I am assuming that the 32-bit ARM compiler would put these at 0x100, 0x104 and 0x108 respectively, filling to the 32-bit boundary. (I am testing that now.)
I found in the compiler UG that you can align a structure on different boundaries, but found nothing talking about not letting the compiler stuff hidden bytes in a structure to align members to 32-bit boundaries.
Is there a way to get the ARM compiler to align structure elements as the previous 8-bit compiler does?
John
Apparently just setting the "--align_structs=1" does the trick. My structures look just like the 8-bit structures now.
Unfortunately this setting does not apply to unions, so a union defined as:
union {
struct {unsigned out0:1; .... unsigned out15};
unsigned short i;
unsigned char b[2];
} u;
ends up having a size of 4, rather than of 2. If you have this union stuffed into the middle of a structure, it will bloat out the structure 2 bytes.
It is the bit field structure that is killing me here, as a bit field structure is 4 bytes long, regardless of how many bits are defined.
My question has evolved to: Is there a way to get a bit-field structure to allocate the minimume bytes necessary to store the bit field? In the case above, that would be two bytes.
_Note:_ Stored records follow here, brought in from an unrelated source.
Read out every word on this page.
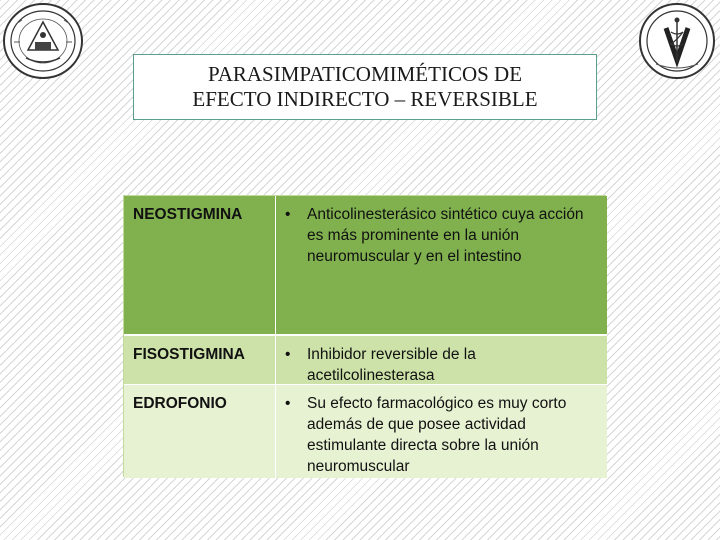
PARASIMPATICOMIMÉTICOS DE
EFECTO INDIRECTO – REVERSIBLE
NEOSTIGMINA	•	Anticolinesterásico sintético cuya acción es más prominente en la unión neuromuscular y en el intestino
FISOSTIGMINA	•	Inhibidor reversible de la acetilcolinesterasa
EDROFONIO	•	Su efecto farmacológico es muy corto además de que posee actividad estimulante directa sobre la unión neuromuscular
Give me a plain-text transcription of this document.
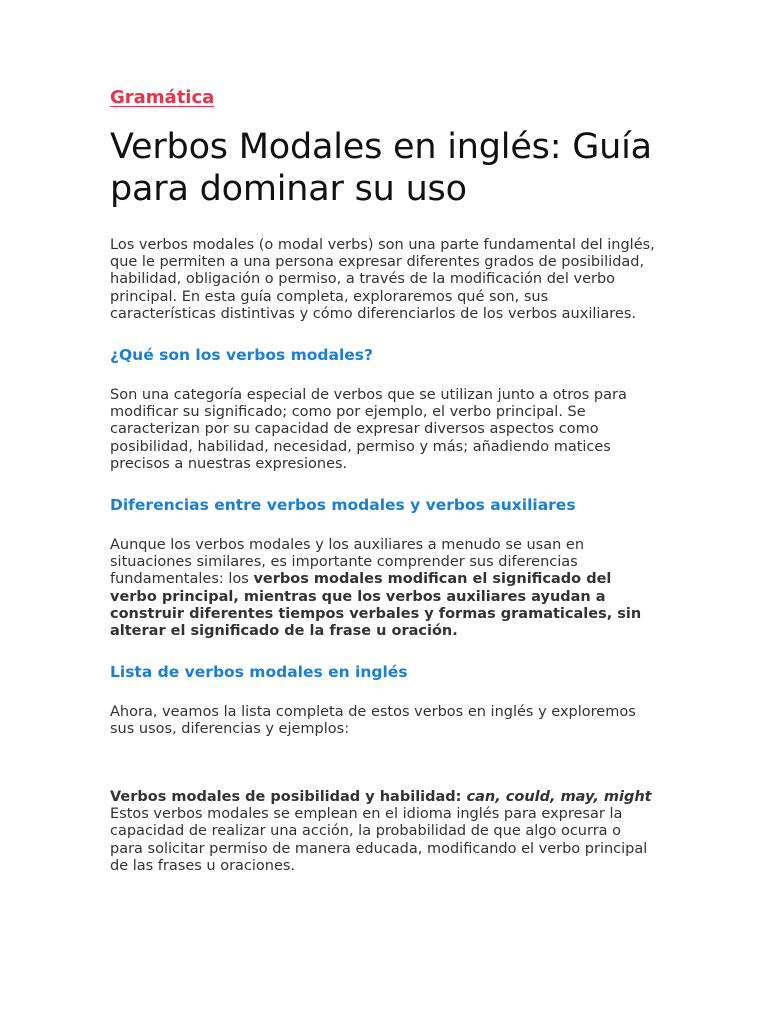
Gramática
Verbos Modales en inglés: Guía para dominar su uso

Los verbos modales (o modal verbs) son una parte fundamental del inglés, que le permiten a una persona expresar diferentes grados de posibilidad, habilidad, obligación o permiso, a través de la modificación del verbo principal. En esta guía completa, exploraremos qué son, sus características distintivas y cómo diferenciarlos de los verbos auxiliares.

¿Qué son los verbos modales?

Son una categoría especial de verbos que se utilizan junto a otros para modificar su significado; como por ejemplo, el verbo principal. Se caracterizan por su capacidad de expresar diversos aspectos como posibilidad, habilidad, necesidad, permiso y más; añadiendo matices precisos a nuestras expresiones.

Diferencias entre verbos modales y verbos auxiliares

Aunque los verbos modales y los auxiliares a menudo se usan en situaciones similares, es importante comprender sus diferencias fundamentales: los verbos modales modifican el significado del verbo principal, mientras que los verbos auxiliares ayudan a construir diferentes tiempos verbales y formas gramaticales, sin alterar el significado de la frase u oración.

Lista de verbos modales en inglés

Ahora, veamos la lista completa de estos verbos en inglés y exploremos sus usos, diferencias y ejemplos:

Verbos modales de posibilidad y habilidad: can, could, may, might

Estos verbos modales se emplean en el idioma inglés para expresar la capacidad de realizar una acción, la probabilidad de que algo ocurra o para solicitar permiso de manera educada, modificando el verbo principal de las frases u oraciones.
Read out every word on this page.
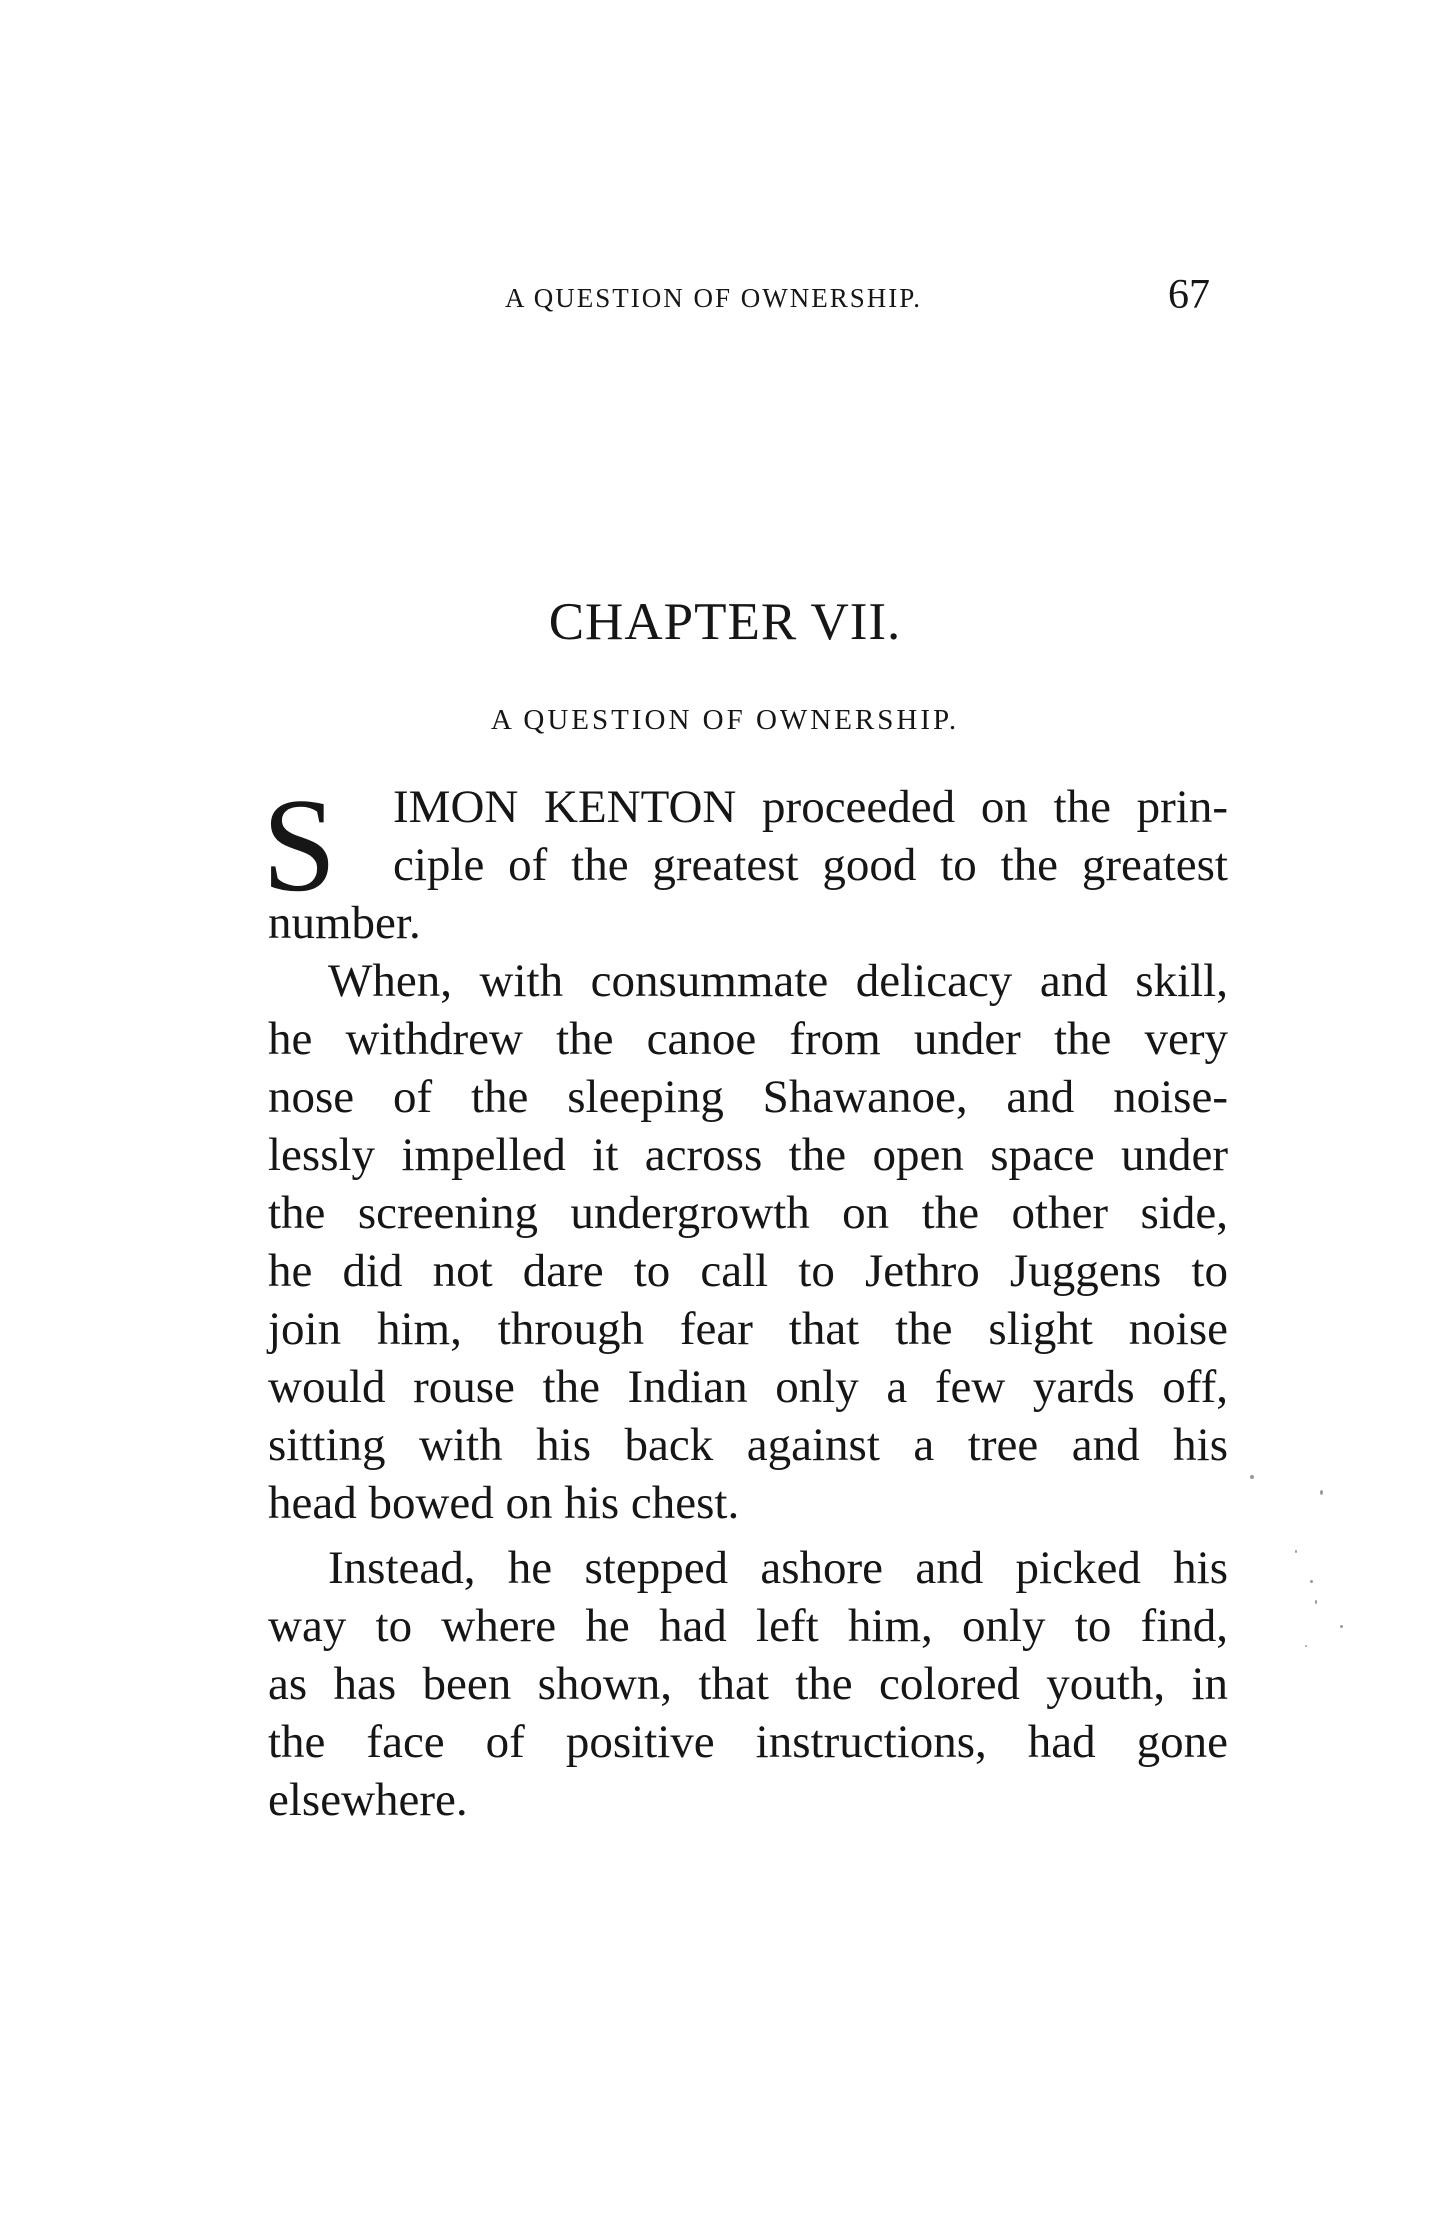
A QUESTION OF OWNERSHIP.	67
CHAPTER VII.
A QUESTION OF OWNERSHIP.
S	IMON KENTON proceeded on the prin-
ciple of the greatest good to the greatest
number.
When, with consummate delicacy and skill,
he withdrew the canoe from under the very
nose of the sleeping Shawanoe, and noise-
lessly impelled it across the open space under
the screening undergrowth on the other side,
he did not dare to call to Jethro Juggens to
join him, through fear that the slight noise
would rouse the Indian only a few yards off,
sitting with his back against a tree and his
head bowed on his chest.
Instead, he stepped ashore and picked his
way to where he had left him, only to find,
as has been shown, that the colored youth, in
the face of positive instructions, had gone
elsewhere.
I think you want packed structures, and --align_structs does not do that. To quote the compiler manual
Only a minimum alignment is set, the data structures are not packed.
You need to use the #pragma PACK, or the gcc __attribute__((__packed__)). Please see all the details in the compiler manual.
Thanks and regards,
-George
Thanks for the response.
I am now running arm_5.1.1
using
#pragma PACK (2)
or
#pragma PACK
I get the message "#163-D: unrecognized #pragma"
Is this option known to be supported in 5.1.1?
I apologize for the confusion over PACK. I'm currently looking into how that happened.
The __attribute__((__packed__)) still works. That is a GCC language extension, so you have to build with the option --gcc to use it.
Thanks and regards,
-George
Thanks for looking into the PACK pragma.
I will try the gcc extensions.
Will the gcc extensions change how my current code is compiled? Code that does not use gcc extensions?
John Osen said:Will the gcc extensions change how my current code is compiled?
No. Taking advantage of any extension always requires you to write something beyond the base language specification in your source.
Thanks and regards,
-George
Unfortunately while updating the compiler, I chose to update CCS 5.4 -> 5.5 and emulator drivers. Now I can compile, but not emulate :'-(
It will take some time before I can say your gcc suggestion fixed the problem.